The Pandora’s Box of nationalism unleashed during Ukraine’s EuroMaidan now seems to be moving west and infecting Poland. Virulent nationalism is taking hold of thousands of Poles and creating a long-term problem for the country and its neighbors.
Right-Wing Hate In The Streets
Thousands of Poles turned out Tuesday night to commemorate Poland’s rebirth after World War I, but the celebrations quickly turned violent as flares were thrown, benches and pavement slabs hurled, and nationalist slogans filled the air.
It took the police hours to quell the commotion, eventually having to resort to water cannons and riot control squads to break up the pandemonium, arresting over 200 people in the process.
Tuesday’s riots weren’t the first time Polish nationalists created chaos in Warsaw. The violence during last year’s Independence Day march created an international scandal, as enraged mobs marched on and attacked the Russian Embassy. They threw fireworks and bottles at it, set a guard’s station on fire, and tried to scale the security fence to attack and possibly occupy the building.
They were beaten back by riot police using rubber bullets and tear gas and over 70 people were arrested. Russia later demanded and received an official apology for the disgraceful acts. Up until that point, only the Libyan Embassy had been attacked in recent years.
Russophobia had been on the rise in Poland for the past couple years already, and Polish nationalists attacked Russian football fans during Euro 2012 in Warsaw.
The Maidan Migration
The past couple years’ warlike scenes in Warsaw were a harbinger of things to come in neighboring Ukraine in November 2013, when the Maidan marauders utterly devastated Kiev and eventually forced a coup against the democratically elected president a few months later. The rabid nationalists resorted to such tactics as throwing explosive devices at police officers, crafting homemade assault weapons, and occupying government buildings.
Many of them were also loyal followers of World War II radical nationalist and Nazi collaborator Stepan Bandera, whose affiliated forces massacred over 100,000 Polish civilians in Volhynia and Eastern Galicia from 1943-1944.
This Ukrainian nationalist hate now appears to have emboldened its Polish counterparts and migrated west.
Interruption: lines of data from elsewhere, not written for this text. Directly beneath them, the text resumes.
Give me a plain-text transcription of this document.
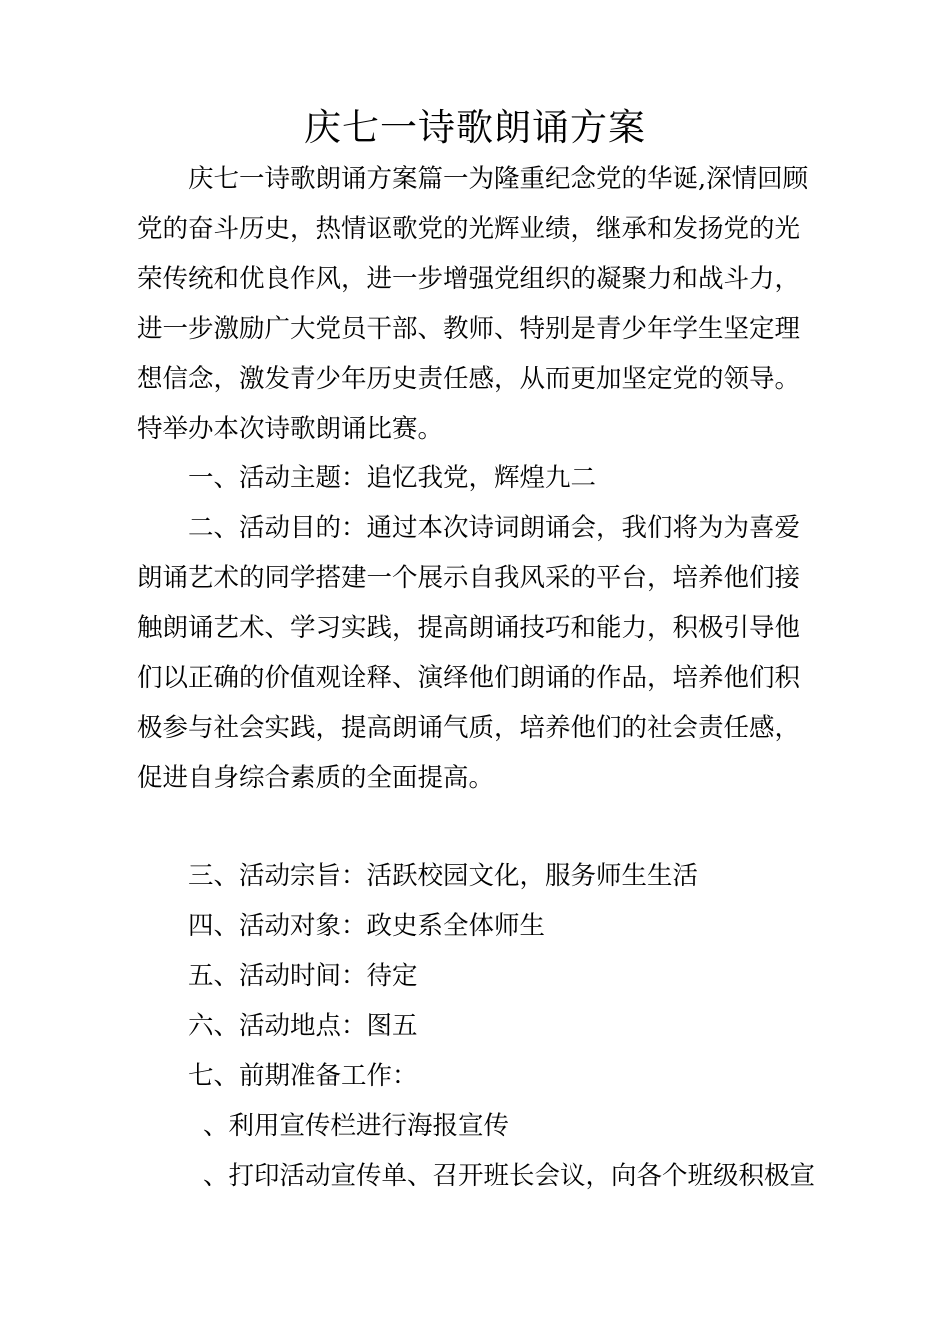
庆七一诗歌朗诵方案
庆七一诗歌朗诵方案篇一为隆重纪念党的华诞,深情回顾
党的奋斗历史，热情讴歌党的光辉业绩，继承和发扬党的光
荣传统和优良作风，进一步增强党组织的凝聚力和战斗力，
进一步激励广大党员干部、教师、特别是青少年学生坚定理
想信念，激发青少年历史责任感，从而更加坚定党的领导。
特举办本次诗歌朗诵比赛。
一、活动主题：追忆我党，辉煌九二
二、活动目的：通过本次诗词朗诵会，我们将为为喜爱
朗诵艺术的同学搭建一个展示自我风采的平台，培养他们接
触朗诵艺术、学习实践，提高朗诵技巧和能力，积极引导他
们以正确的价值观诠释、演绎他们朗诵的作品，培养他们积
极参与社会实践，提高朗诵气质，培养他们的社会责任感，
促进自身综合素质的全面提高。
三、活动宗旨：活跃校园文化，服务师生生活
四、活动对象：政史系全体师生
五、活动时间：待定
六、活动地点：图五
七、前期准备工作：
、利用宣传栏进行海报宣传
、打印活动宣传单、召开班长会议，向各个班级积极宣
Instead of learning from the violence they unleashed during last year’s riots, they were set to repeat it yesterday, possibly in reaction to the events of the Bandera radicals during EuroMaidan and afterwards. These Polish right-wingers idealize the time of the Second Polish Republic which existed between the two world wars.
Just like their Ukrainian counterparts, they also blindly blame Russia and the Soviet Union for all of their historical misfortunes, neglecting to take ownership for their own political shortcomings that led to certain tragic events. Last week, Russian President Putin, addressing Polish historical revisionism, said that “They accuse Soviet Union of dividing Poland. Well, what did Poland do when the Germans entered Czechoslovakia? It took part of Czechoslovakia. That’s what it did. And then they got a hockey puck in their own goal.”
Prodded On By Politicians
EuroMaidan also unleashed nationalism in the Polish political class, whose actions encouraged Tuesday’s rioters. Former Polish Foreign Minister Radoslaw Sikorski was one of the architects of the EU’s Eastern Partnership that forced Ukraine to make the tragic civilizational choice that eventually led to its Civil War. He showed his sway over EuroMaidan when he ordered its leaders to accept the February 21st so-called ‘peace deal’ or “you'll have martial law, you'll have the army and you will all be dead”. A day after it was signed, he then reneged his responsibilities to uphold the agreement and pledged his backing for the coup that overthrew the president.
Poland’s determination to keep interfering in Ukraine’s domestic politics likely comes from its imperial history of controlling half the country nearly 300 years ago. This policy is still active in the halls of power, with current Foreign Minister Grzegorz Schetyna insisting that “Talking about Ukraine without Poland is equivalent to talking about the issues of Libya, Algiers, Tunisia and Morocco without Italy, France or Spain.” Clearly, the Polish government believes that Ukraine is its former colony and that it reserves some kind of right to decide matters for it. With Warsaw actively promoting such neo-colonial thought, it’s not hard to see why radical Polish nationalism is spreading like wildfire.